At the same time, the pension system reduced its interim allocation to private equity to 8 percent from 10 percent, according to documents prepared by the investment office. To offset the private equity cut, it also raised inflation-linked securities to 9 percent from 6 percent. CalPERS' interim allocation to global equity was also trimmed to 46 percent from 51 percent.
The proposal to change the interim asset allocation was approved on Monday after a presentation by chief investment officer Ted Eliopoulos during an open session at the CalPERS investment committee meeting.
“The rationale is the belief that it is a low return environment,” said a spokeswoman for the pension plan.
Eliopoulos explained the reasons more in depth at CalPERS' September meeting.
“We'll be facing a very challenging environment going forward,” he said at the September meeting, talking in particular about the pressure on cash flow that will be needed in the years coming to meet benefit payments.

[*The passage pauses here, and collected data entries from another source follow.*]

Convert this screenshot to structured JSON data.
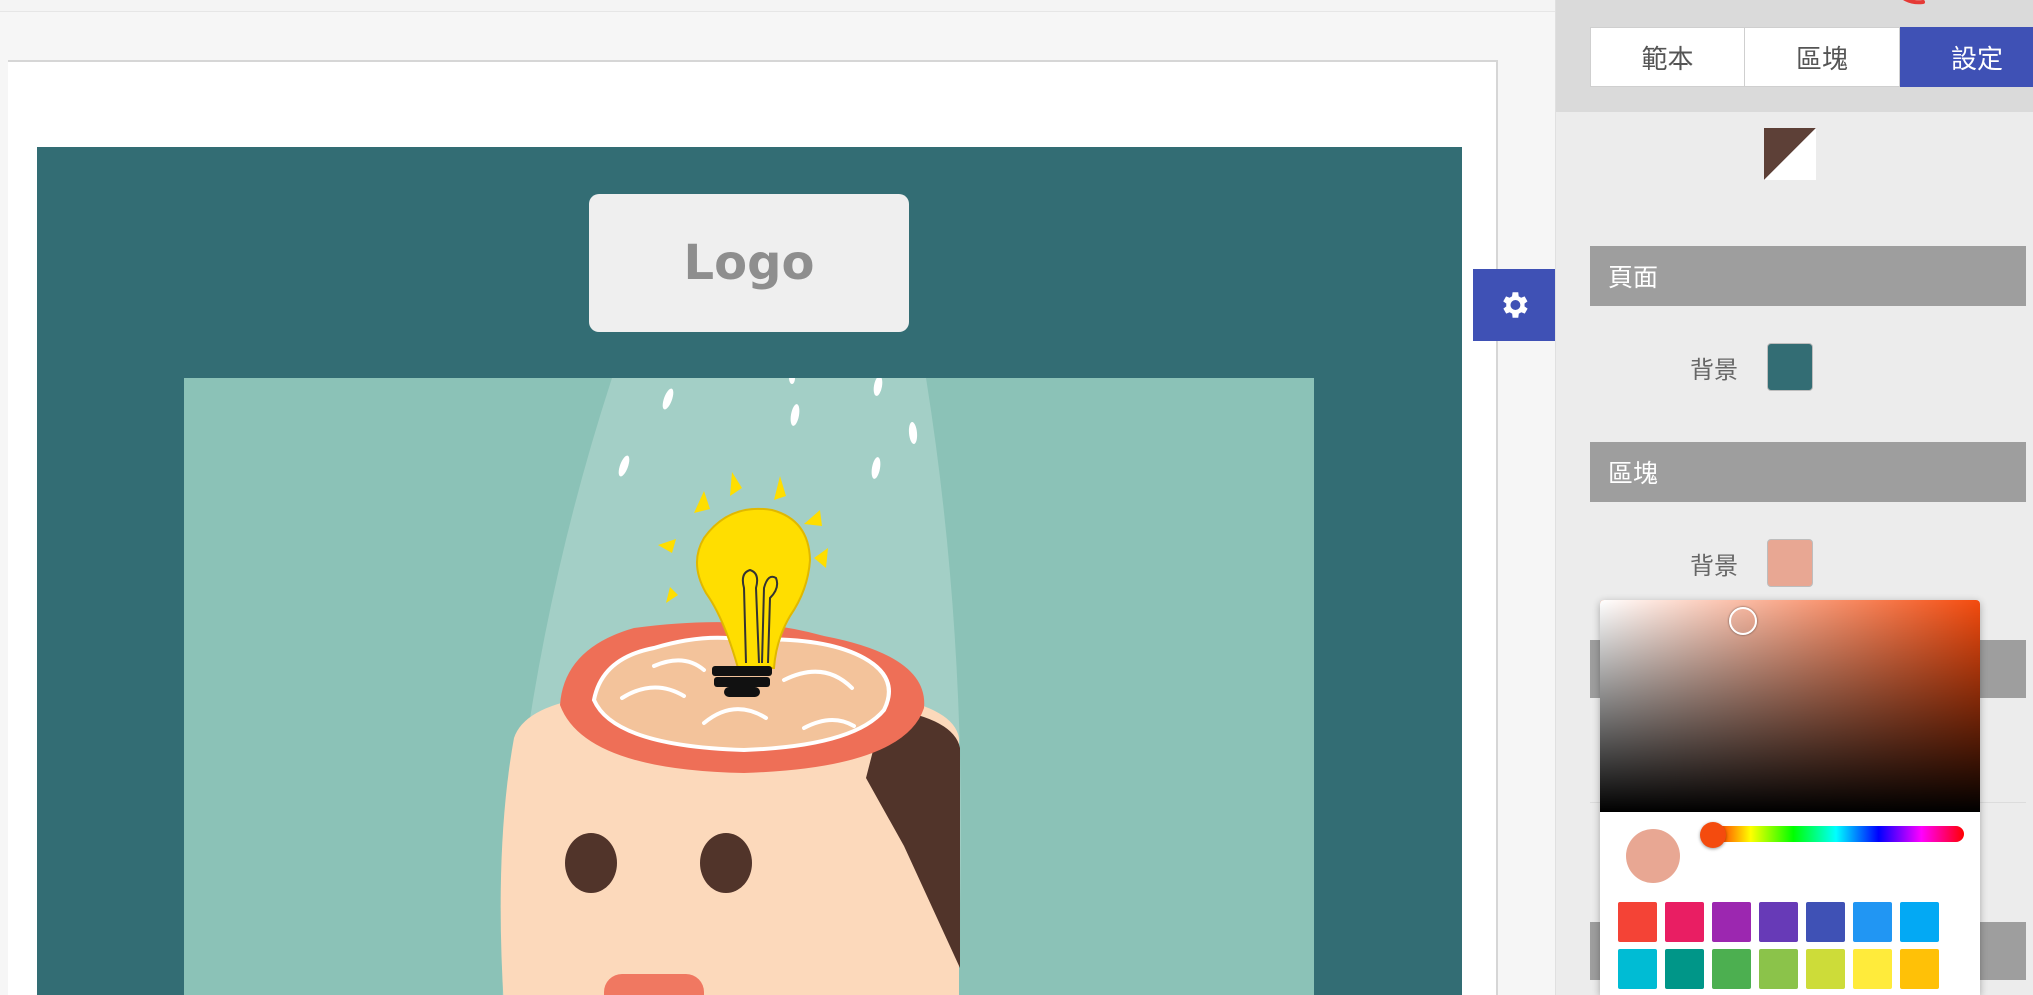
{
  "canvas": {
    "page_background": "#336d74",
    "logo_label": "Logo",
    "logo_box_color": "#efefef",
    "block_background": "#8bc2b7"
  },
  "panel": {
    "tabs": [
      {
        "label": "範本",
        "active": false
      },
      {
        "label": "區塊",
        "active": false
      },
      {
        "label": "設定",
        "active": true
      }
    ],
    "accent": "#3f51b5",
    "theme_swatch_colors": [
      "#5d4037",
      "#ffffff"
    ],
    "sections": [
      {
        "title": "頁面",
        "row_label": "背景",
        "color": "#336d74"
      },
      {
        "title": "區塊",
        "row_label": "背景",
        "color": "#e8a793"
      }
    ]
  },
  "color_picker": {
    "selected_color": "#e8a793",
    "hue_color": "#f44b0e",
    "swatches": [
      "#f44336",
      "#e91e63",
      "#9c27b0",
      "#673ab7",
      "#3f51b5",
      "#2196f3",
      "#03a9f4",
      "#00bcd4",
      "#009688",
      "#4caf50",
      "#8bc34a",
      "#cddc39",
      "#ffeb3b",
      "#ffc107"
    ]
  },
  "icons": {
    "settings_toggle": "gear-icon"
  }
}
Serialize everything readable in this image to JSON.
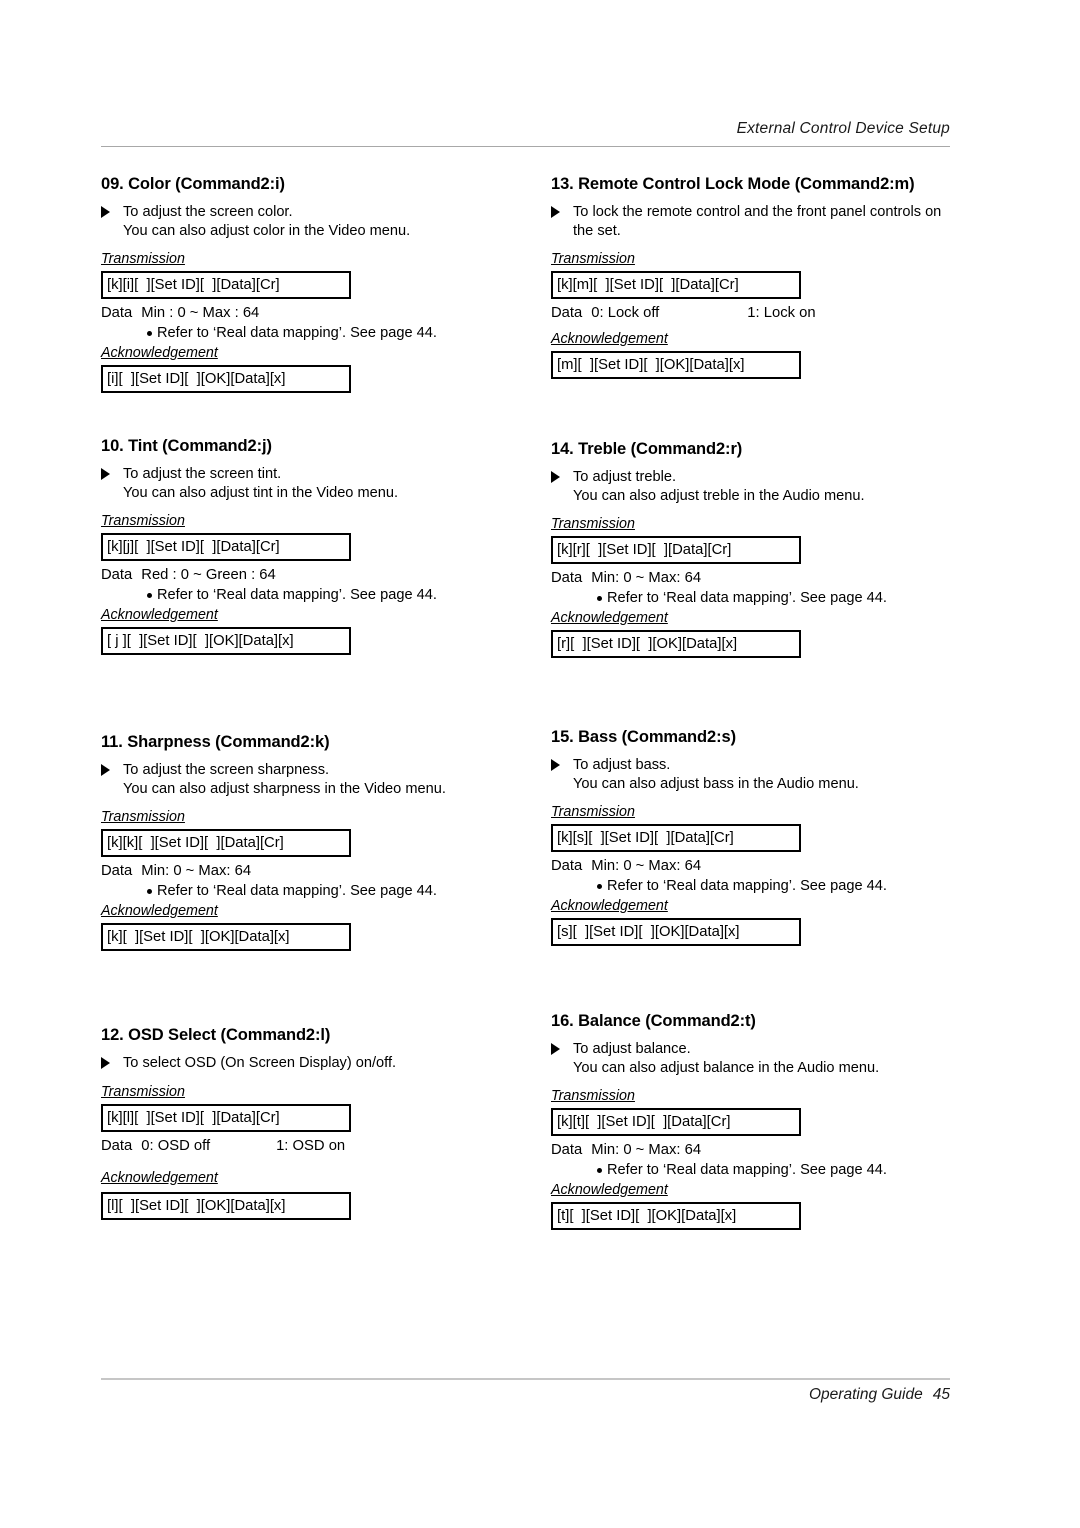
{
  "header": {
    "title": "External Control Device Setup"
  },
  "footer": {
    "guide": "Operating Guide",
    "page": "45"
  },
  "labels": {
    "transmission": "Transmission",
    "acknowledgement": "Acknowledgement",
    "data": "Data",
    "refer": "Refer to ‘Real data mapping’. See page 44."
  },
  "sections": {
    "s09": {
      "title": "09. Color (Command2:i)",
      "desc_line1": "To adjust the screen color.",
      "desc_line2": "You can also adjust color in the Video menu.",
      "transmission": "[k][i][  ][Set ID][  ][Data][Cr]",
      "data_label": "Data",
      "data_value": "Min : 0 ~ Max : 64",
      "refer": "Refer to ‘Real data mapping’. See page 44.",
      "acknowledgement": "[i][  ][Set ID][  ][OK][Data][x]"
    },
    "s10": {
      "title": "10. Tint (Command2:j)",
      "desc_line1": "To adjust the screen tint.",
      "desc_line2": "You can also adjust tint in the Video menu.",
      "transmission": "[k][j][  ][Set ID][  ][Data][Cr]",
      "data_label": "Data",
      "data_value": "Red : 0 ~ Green : 64",
      "refer": "Refer to ‘Real data mapping’. See page 44.",
      "acknowledgement": "[ j ][  ][Set ID][  ][OK][Data][x]"
    },
    "s11": {
      "title": "11. Sharpness (Command2:k)",
      "desc_line1": "To adjust the screen sharpness.",
      "desc_line2": "You can also adjust sharpness in the Video menu.",
      "transmission": "[k][k][  ][Set ID][  ][Data][Cr]",
      "data_label": "Data",
      "data_value": "Min: 0 ~ Max: 64",
      "refer": "Refer to ‘Real data mapping’. See page 44.",
      "acknowledgement": "[k][  ][Set ID][  ][OK][Data][x]"
    },
    "s12": {
      "title": "12. OSD Select (Command2:l)",
      "desc_line1": "To select OSD (On Screen Display) on/off.",
      "desc_line2": "",
      "transmission": "[k][l][  ][Set ID][  ][Data][Cr]",
      "data_label": "Data",
      "data_value": "0: OSD off",
      "data_value2": "1: OSD on",
      "acknowledgement": "[l][  ][Set ID][  ][OK][Data][x]"
    },
    "s13": {
      "title": "13. Remote Control Lock Mode (Command2:m)",
      "desc_line1": "To lock the remote control and the front panel controls on",
      "desc_line2": "the set.",
      "transmission": "[k][m][  ][Set ID][  ][Data][Cr]",
      "data_label": "Data",
      "data_value": "0: Lock off",
      "data_value2": "1: Lock on",
      "acknowledgement": "[m][  ][Set ID][  ][OK][Data][x]"
    },
    "s14": {
      "title": "14. Treble (Command2:r)",
      "desc_line1": "To adjust treble.",
      "desc_line2": "You can also adjust treble in the Audio menu.",
      "transmission": "[k][r][  ][Set ID][  ][Data][Cr]",
      "data_label": "Data",
      "data_value": "Min: 0 ~ Max: 64",
      "refer": "Refer to ‘Real data mapping’. See page 44.",
      "acknowledgement": "[r][  ][Set ID][  ][OK][Data][x]"
    },
    "s15": {
      "title": "15. Bass (Command2:s)",
      "desc_line1": "To adjust bass.",
      "desc_line2": "You can also adjust bass in the Audio menu.",
      "transmission": "[k][s][  ][Set ID][  ][Data][Cr]",
      "data_label": "Data",
      "data_value": "Min: 0 ~ Max: 64",
      "refer": "Refer to ‘Real data mapping’. See page 44.",
      "acknowledgement": "[s][  ][Set ID][  ][OK][Data][x]"
    },
    "s16": {
      "title": "16. Balance (Command2:t)",
      "desc_line1": "To adjust balance.",
      "desc_line2": "You can also adjust balance in the Audio menu.",
      "transmission": "[k][t][  ][Set ID][  ][Data][Cr]",
      "data_label": "Data",
      "data_value": "Min: 0 ~ Max: 64",
      "refer": "Refer to ‘Real data mapping’. See page 44.",
      "acknowledgement": "[t][  ][Set ID][  ][OK][Data][x]"
    }
  }
}
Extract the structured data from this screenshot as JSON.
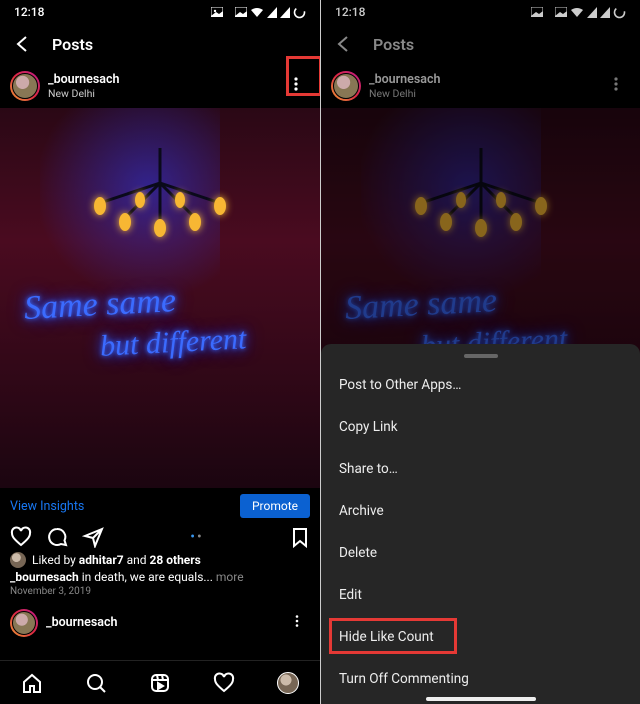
{
  "status": {
    "time": "12:18"
  },
  "appbar": {
    "title": "Posts"
  },
  "post": {
    "username": "_bournesach",
    "location": "New Delhi",
    "neon_line1": "Same same",
    "neon_line2": "but different",
    "insights": "View Insights",
    "promote": "Promote",
    "liked_prefix": "Liked by ",
    "liked_user": "adhitar7",
    "liked_mid": " and ",
    "liked_count": "28 others",
    "caption_user": "_bournesach",
    "caption_text": " in death, we are equals... ",
    "caption_more": "more",
    "date": "November 3, 2019"
  },
  "next": {
    "username": "_bournesach"
  },
  "sheet": {
    "items": [
      "Post to Other Apps…",
      "Copy Link",
      "Share to…",
      "Archive",
      "Delete",
      "Edit",
      "Hide Like Count",
      "Turn Off Commenting"
    ]
  }
}
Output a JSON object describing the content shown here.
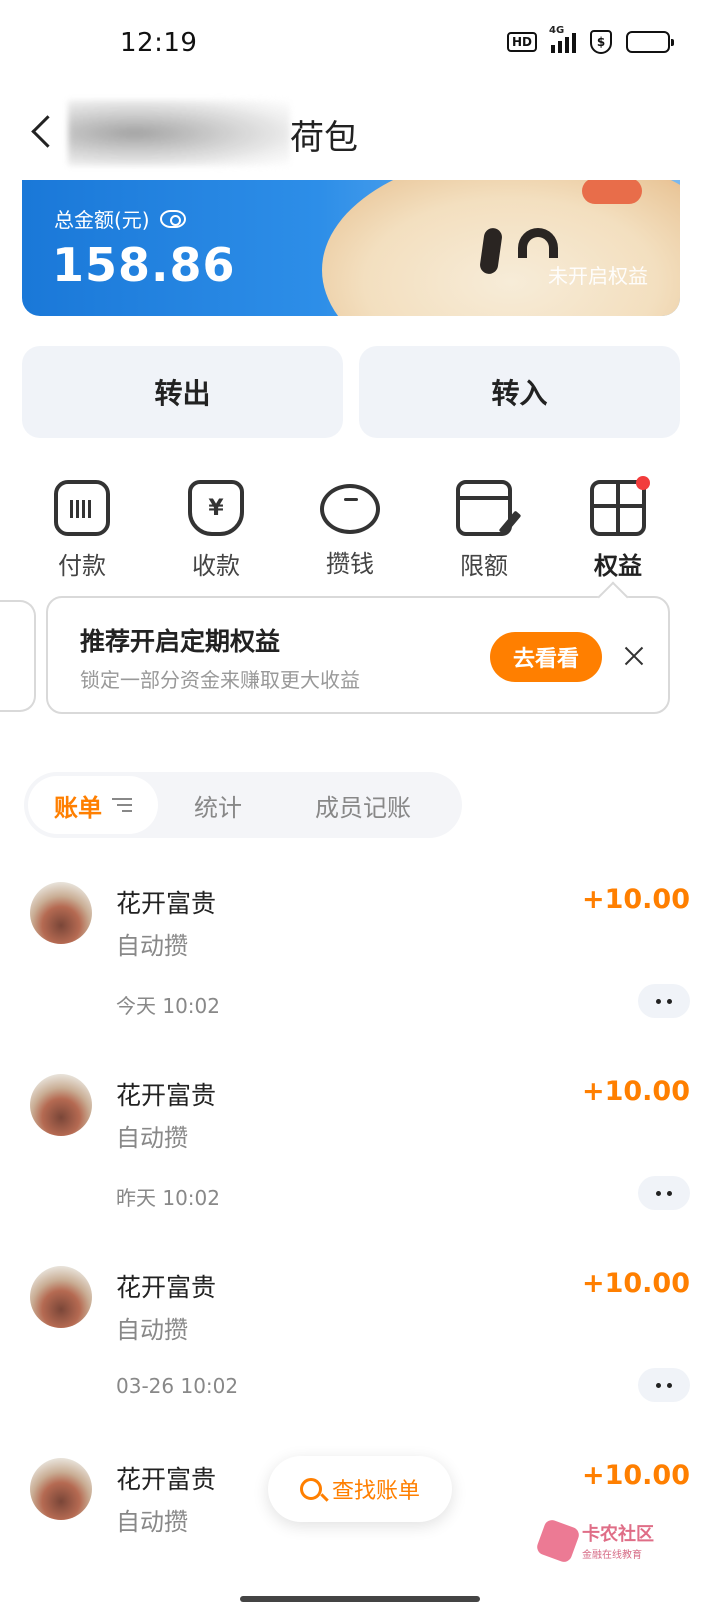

“As our system continues to mature, the need to generate additional cash flow out of the investment portfolio to close this gap between outgoing benefits and costs with the incoming contributions will put additional pressure on an investment portfolio already facing the prospect of a lower return environment with a volatile asset mix,” he said. “Since the depression we hadn't faced this negative cash flow until quite recently.”
Regarding real estate, CalPERS has already transitioned toward more income-producing investments in the last few years. “This changed character of the real estate portfolio will be a benefit from a cash flow standpoint,” Eliopoulos said, adding that it has gone from 20 percent of the real estate portfolio being in core funds in 2007 to 80 percent in 2016.
“We think both infrastructure and real estate can play an important role in providing cash yield and at the same providing an inflation protection.”
Regarding private equity specifically, although the asset class has returned positive free cash flow in recent years thanks to external managers selling at high valuations, it's challenging to project what types of cash private equity will continue to deliver in the years going forward.
“We don't view private equity as a source of income since almost all of it is produced by appreciation and sales of private companies,” Eliopoulos said. “In the last three years, the private equity portfolio has been gushing cash to the system… As we look out longer into the future, we're more and more skeptical as to how much of net cash flow the private equity portfolio will produce.”
Sacramento-based CalPERS, which has $301.23 billion in assets under management, has an 8.66 percent current allocation to private equity, a 9.06 percent current allocation to real estate and a 1.35 percent allocation to infrastructure, according to PEI data.